By Greg James and Chris Smith
Illustrator Emily Jones
Based on the book The Twits by Roald Dahl
4Rbooks 3.5/6 grades 5-8
Amazon 4.7/5 grades level 3-7
Goodreads 4/26
Common Sense Media Not Yet Reviewed
244 pages
Synopsis
The Twits are a mean and nasty couple. Not just to other people, but to each other. They live in a house away from the town, with no windows so they don’t have to see anyone else, and no one can look in on them. They don’t take care of themselves, their house is a mess, their garden is horrible, and they don’t care.
And then the Lovelies buy the house next. Mr. and Mrs. Lovely are a nice and kind couple who just want the world to be a better place. One of their mottos is “Everyone is lovely inside.” They have twin children, Ruff and Tumble, who are not always as lovely and they think their parents don’t get that some people are just not nice. They move in, painting their house yellow with a purple door, and the twins make the treehouse their bedroom.
The Twits hate that they have neighbors and hate the Lovelies even more. The Lovelies think the Twits are misunderstood and they can find the loveliness hiding within them. Each side will do what it takes to prove their point.
Parental Guidelines
The Twits are a married couple who are very mean to each other. They go out of their way to say horrible things and play terrible tricks.

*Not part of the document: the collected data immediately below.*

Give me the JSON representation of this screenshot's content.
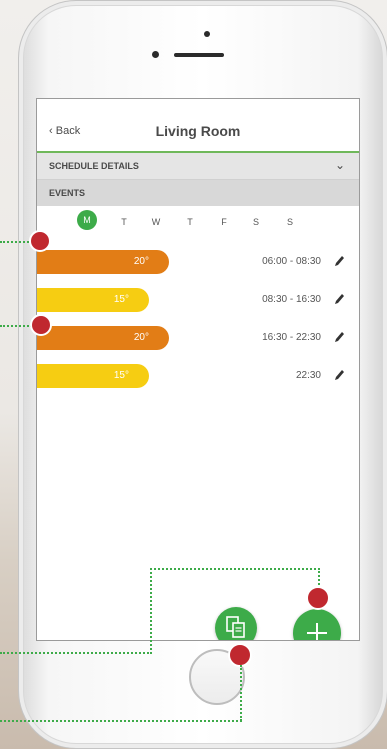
{
  "app": {
    "back_label": "Back",
    "title": "Living Room"
  },
  "schedule_section": {
    "label": "SCHEDULE DETAILS"
  },
  "events_section": {
    "label": "EVENTS"
  },
  "days": [
    "M",
    "T",
    "W",
    "T",
    "F",
    "S",
    "S"
  ],
  "selected_day": "M",
  "events": [
    {
      "temp": "20°",
      "time": "06:00 - 08:30",
      "color": "#e27d16"
    },
    {
      "temp": "15°",
      "time": "08:30 - 16:30",
      "color": "#f6cd12"
    },
    {
      "temp": "20°",
      "time": "16:30 - 22:30",
      "color": "#e27d16"
    },
    {
      "temp": "15°",
      "time": "22:30",
      "color": "#f6cd12"
    }
  ],
  "colors": {
    "accent": "#3dab49",
    "callout": "#c0282f",
    "warm": "#e27d16",
    "cool": "#f6cd12"
  }
}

Mrs. Twit sets a trap for Mr. Twit that end up with him getting stung by hundreds of wasps on his bottom which caused him to run outside with his pants down and sit in the pond.
When the Lovelies move in next door, the Twits devise ways to get rid of them.
The Lovelies twins, Ruff and Tumble, break into the Twits home.
The Twits drink an enormous amount of beer on one particular day.
The Lovelies begin as a forgiving couple, believing that everyone is lovely inside, but the Twits change their minds and they devise ways to pay them back.
The Twits are trapped as a statue at the end of the book, supposedly forever (obviously they will die at some point).
Recommendation
This is a sequel to the novel The Twits by Roald Dahl, a book, I have to admit, I’ve never read. This is a silly, fun, novel filled with lots of gross, juvenile humor. As such, I feel it would be tough classroom read for a teacher. Amazon has the grade level as 3-7 but I would not have this in a 3rd or 4th grade classroom library.
I would recommend parents and teachers read this book first, just to calculate your comfort level with the pranks, attitudes, and verbal abuse. It has potential as a classroom or family discussion book over the nature of good and evil. What made the Twits so mean? Why are the Lovelies so lovely? How much of our personality and disposition is based on innate qualities and how much is based on environment? Is it every right to repay evil with evil? Was the Lovelies final solution appropriate and fair, or just as evil?
It’s an easy read with fun illustrations and lots of emphasis on words in the text with bold and unique fonts.